After graduating with a bachelor’s in biology, Colleen then joined the Peace Corps and served for two years as a teacher of high school science in Wulugu, Ghana. After her return to the U.S., she ended up volunteering with an organization that taught ESL. She recalls, “It was sort of love at first sight. I stood in front of my first class and thought: ‘This! This is what I should do!’ ”

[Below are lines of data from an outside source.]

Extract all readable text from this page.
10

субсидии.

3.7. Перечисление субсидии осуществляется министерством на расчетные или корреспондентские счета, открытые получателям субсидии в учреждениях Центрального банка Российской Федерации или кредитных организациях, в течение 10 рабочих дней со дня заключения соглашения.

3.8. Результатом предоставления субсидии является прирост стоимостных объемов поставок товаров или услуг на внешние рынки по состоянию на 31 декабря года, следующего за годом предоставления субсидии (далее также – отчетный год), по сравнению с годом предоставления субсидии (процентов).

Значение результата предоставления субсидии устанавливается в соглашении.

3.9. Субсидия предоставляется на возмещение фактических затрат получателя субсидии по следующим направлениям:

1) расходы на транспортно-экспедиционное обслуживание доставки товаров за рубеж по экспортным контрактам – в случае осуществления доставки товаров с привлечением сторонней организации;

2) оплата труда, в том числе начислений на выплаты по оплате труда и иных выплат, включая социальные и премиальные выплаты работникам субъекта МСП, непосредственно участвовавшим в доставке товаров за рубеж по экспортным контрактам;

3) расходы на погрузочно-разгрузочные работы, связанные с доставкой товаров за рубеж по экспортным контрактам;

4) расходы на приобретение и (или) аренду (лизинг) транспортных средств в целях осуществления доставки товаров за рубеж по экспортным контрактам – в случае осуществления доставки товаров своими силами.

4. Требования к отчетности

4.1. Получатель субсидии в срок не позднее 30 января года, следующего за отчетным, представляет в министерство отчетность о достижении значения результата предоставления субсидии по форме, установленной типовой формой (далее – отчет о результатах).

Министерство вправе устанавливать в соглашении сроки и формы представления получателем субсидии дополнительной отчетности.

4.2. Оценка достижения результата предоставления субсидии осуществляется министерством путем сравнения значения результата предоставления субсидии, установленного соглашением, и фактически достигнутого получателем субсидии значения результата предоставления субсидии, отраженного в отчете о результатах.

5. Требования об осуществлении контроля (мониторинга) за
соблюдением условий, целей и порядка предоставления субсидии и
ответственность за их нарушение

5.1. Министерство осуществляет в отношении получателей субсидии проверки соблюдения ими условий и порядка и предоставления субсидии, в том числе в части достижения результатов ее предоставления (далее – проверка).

from left: Colleen, Terry, Pat, Mike, and Tim Shaughnessy, Deb (Shaughnessy) Blazis, and Pam (Shaughnessy) Becker

from left: Colleen, Terry, Pat, Mike, and Tim Shaughnessy, Deb (Shaughnessy) Blazis, and Pam (Shaughnessy) Becker

Since earning her master’s degree in ESL, Colleen has worked in Bolivia, South Africa, Kyrgyzstan, and the Democratic Republic of the Congo. She has also worked with Somali Bantu refugees in the U.S., and taught inside U.S. prisons. Basically, when Colleen isn’t evaluating English language programs abroad for the U.S. State Department or teaching teachers in other countries, she revels in teaching English in the U.S. to international students and “pre-literate” adults: people who do not yet know how to read or write in their own tongue.

Colleen in action with South African colleagues

Colleen in action with South African colleagues

When we touched base last month, 30-something Colleen was living in Michigan and working to complete her Ph.D. in adult education at Penn State University. Then suddenly, she was off to Africa again (South Africa, to be exact). Below, she describes her deep affection for the people of Ghana and her experiences there:

“While my technical job in the Peace Corps was to teach high school science in a village in northern Ghana called Wulugu, the real work I did was building and maintaining relationships. I left Ghana over 10 years ago, but in the last week I have communicated with 4 Ghanaians from my time there. My host-family became my family. My village friends, mostly older women, became my aunts, mothers, and grandmothers. My colleagues became my brothers; my students, my nieces and nephews. More importantly, they allowed me into their lives and let me be their niece, daughter, granddaughter, sister, and aunt.

The grace with which the Ghanaians I came to know allowed me into their lives and hearts has been their greatest lesson — and a skill I have developed in my post-Peace Corps professional life. Ghanaians offer a sincere compliment with the phrase: “You are free,” which encapsulates an approach to life and others that is open-hearted and friendly. Thus, in Ghana, I learned to laugh, cry, and live with more of my being.”

Colleen

Colleen

Reading this, I think again of our immigrant forbearers, who due to the marginality of their existence, were forced to totally exchange their existing way of being for a new one–or hold out against the new way at all costs. How difficult were their burdens and how few their opportunities. And how wonderful that now finally, we, their descendants, enjoy lives of such high potential that culture and language need no longer limit us, and we can embrace the world.